Figure 1: The LIDAR mirror before and after re-aluminization on November 2020.
Figure 1: The LIDAR mirror before and after re-aluminization on November 2020.
Figure 1: Plots showing the LIDAR performance achieved after mirror aluminization during its last commissioning nigh at IFAE
Figure 1: The LIDAR wrapped in the truck for its transport to ORM in Dec 2020.

The LST project

In what concerns the LST project, during 2020 the commissioning of the LST1 has kept steadily progressing in spite of the periods of lockdown of the ORM, the travel restrictions for the shifters and for the technical teams, and all the additional difficulties related to the covid19 pandemic.
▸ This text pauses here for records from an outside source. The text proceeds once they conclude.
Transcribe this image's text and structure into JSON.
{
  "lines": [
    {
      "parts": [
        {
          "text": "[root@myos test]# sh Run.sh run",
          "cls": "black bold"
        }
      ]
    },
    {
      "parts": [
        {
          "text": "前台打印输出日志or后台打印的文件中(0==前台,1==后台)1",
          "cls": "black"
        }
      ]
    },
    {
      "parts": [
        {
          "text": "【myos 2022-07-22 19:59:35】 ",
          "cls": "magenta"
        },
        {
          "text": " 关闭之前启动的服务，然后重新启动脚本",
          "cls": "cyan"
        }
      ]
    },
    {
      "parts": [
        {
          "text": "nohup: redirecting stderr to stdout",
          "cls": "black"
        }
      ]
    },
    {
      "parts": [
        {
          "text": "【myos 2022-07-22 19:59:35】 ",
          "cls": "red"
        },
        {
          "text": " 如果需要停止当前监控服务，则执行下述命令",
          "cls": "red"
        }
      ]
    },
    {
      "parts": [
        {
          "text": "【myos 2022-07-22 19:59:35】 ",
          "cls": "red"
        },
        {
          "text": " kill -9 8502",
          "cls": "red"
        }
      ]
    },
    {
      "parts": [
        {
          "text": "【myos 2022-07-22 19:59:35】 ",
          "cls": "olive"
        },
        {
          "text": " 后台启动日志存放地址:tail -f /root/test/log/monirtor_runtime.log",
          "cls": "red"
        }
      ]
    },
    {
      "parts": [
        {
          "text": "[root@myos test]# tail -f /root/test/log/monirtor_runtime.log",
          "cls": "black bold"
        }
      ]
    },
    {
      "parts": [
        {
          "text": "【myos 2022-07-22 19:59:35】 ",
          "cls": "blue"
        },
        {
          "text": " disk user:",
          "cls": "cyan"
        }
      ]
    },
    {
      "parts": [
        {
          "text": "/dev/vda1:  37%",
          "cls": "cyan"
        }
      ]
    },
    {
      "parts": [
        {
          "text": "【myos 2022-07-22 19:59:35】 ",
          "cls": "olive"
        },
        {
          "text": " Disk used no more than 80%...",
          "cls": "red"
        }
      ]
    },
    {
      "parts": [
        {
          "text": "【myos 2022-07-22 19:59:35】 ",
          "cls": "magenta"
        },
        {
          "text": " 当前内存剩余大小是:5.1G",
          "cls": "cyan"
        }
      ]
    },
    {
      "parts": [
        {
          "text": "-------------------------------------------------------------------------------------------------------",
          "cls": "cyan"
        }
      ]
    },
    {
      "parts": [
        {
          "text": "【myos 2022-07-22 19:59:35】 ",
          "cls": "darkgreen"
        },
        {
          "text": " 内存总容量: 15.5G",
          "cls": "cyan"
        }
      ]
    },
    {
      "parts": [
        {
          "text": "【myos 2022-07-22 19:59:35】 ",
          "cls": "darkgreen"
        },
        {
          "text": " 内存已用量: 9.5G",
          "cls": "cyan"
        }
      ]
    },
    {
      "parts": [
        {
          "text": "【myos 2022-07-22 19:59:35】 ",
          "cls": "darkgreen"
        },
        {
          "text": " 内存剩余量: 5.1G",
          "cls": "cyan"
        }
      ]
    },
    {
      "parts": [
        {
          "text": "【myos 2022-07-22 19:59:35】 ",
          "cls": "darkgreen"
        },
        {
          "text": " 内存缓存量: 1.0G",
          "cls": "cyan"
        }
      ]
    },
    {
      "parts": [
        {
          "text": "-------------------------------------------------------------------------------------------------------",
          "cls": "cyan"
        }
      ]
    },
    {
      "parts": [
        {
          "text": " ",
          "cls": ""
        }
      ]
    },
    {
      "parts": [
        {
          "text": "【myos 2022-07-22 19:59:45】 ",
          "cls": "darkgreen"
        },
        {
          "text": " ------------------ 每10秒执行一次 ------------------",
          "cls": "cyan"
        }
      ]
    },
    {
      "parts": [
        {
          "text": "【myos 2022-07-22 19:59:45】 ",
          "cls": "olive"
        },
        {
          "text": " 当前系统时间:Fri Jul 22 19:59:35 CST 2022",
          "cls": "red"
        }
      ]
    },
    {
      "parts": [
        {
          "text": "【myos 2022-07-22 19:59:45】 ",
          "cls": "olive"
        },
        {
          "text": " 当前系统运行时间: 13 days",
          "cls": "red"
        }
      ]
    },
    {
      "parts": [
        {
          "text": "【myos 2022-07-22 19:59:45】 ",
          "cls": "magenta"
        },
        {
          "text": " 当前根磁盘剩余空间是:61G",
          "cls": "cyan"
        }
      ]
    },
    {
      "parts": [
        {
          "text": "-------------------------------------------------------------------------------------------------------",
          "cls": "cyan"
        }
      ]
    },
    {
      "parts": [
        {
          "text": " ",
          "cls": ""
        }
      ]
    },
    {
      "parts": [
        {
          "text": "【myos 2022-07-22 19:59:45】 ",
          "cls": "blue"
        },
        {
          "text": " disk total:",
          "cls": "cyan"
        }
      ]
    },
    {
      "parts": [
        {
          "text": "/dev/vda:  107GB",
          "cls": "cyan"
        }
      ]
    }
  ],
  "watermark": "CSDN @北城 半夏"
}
In addition, in February the LST1 telescope suffered the effects of the severe calima storm that reached windspeeds over 160 Km/h, and its camera lid was damaged and its repair took a rather long time due to the difficult covid19 pandemic. In those very difficult conditions, it was an outstanding effort, specially by IFAE members (3 out of the 4 first shift-crew members for LST1+MAGIC after the end of the ORM lockdown were from IFAE), what allowed the LST1 commissioning to keep going.

In addition, the activities to build part of the cameras and integrate them for the next 3 LSTs started. They were conducted in the framework of a bidding awarded to an “Union Temporal de Empresas” formed by IFAE and IEEC. Both members of the gamma ray group and engineers are involved, and the activity will intensify in the next two years when three cameras need to be delivered

Through 2020 the IFAE team coordinated and contributed to the development of the analysis tools for the LST telescope, with a focus on the camera calibration, data quality checks and production of high-level data (gamma candidates event lists) for spectral analysis.

An important highlight showing the overall progress in the operation of the LST1 and in its data analysis, is that the runs between January and February 2020 allowed an unambiguous detection of the Crab Pulsar, the neutron star at the centre of the Crab Nebula (see fig 1).

Figure 1: Phasogram of Crab Pulsar as measured by the LST-1. The pulsar is known to emit pulses of gamma rays during phases P1 and P2. The shown significance is calculated considering source emission from those phases (in red) and background events from phases in grey.

In what concerns Data, after the end of the European Commission H2020 project ASTERICS, IFAE has kept actively contributing to the development of the first open, high-level data format for Atmospheric Cherenkov telescopes data, now within the EU Project ESCAPE. Within this framework, an important activity by IFAE students and postdocs has been converting data to the DL3 format and analyse those files with CTA software (GammaPy).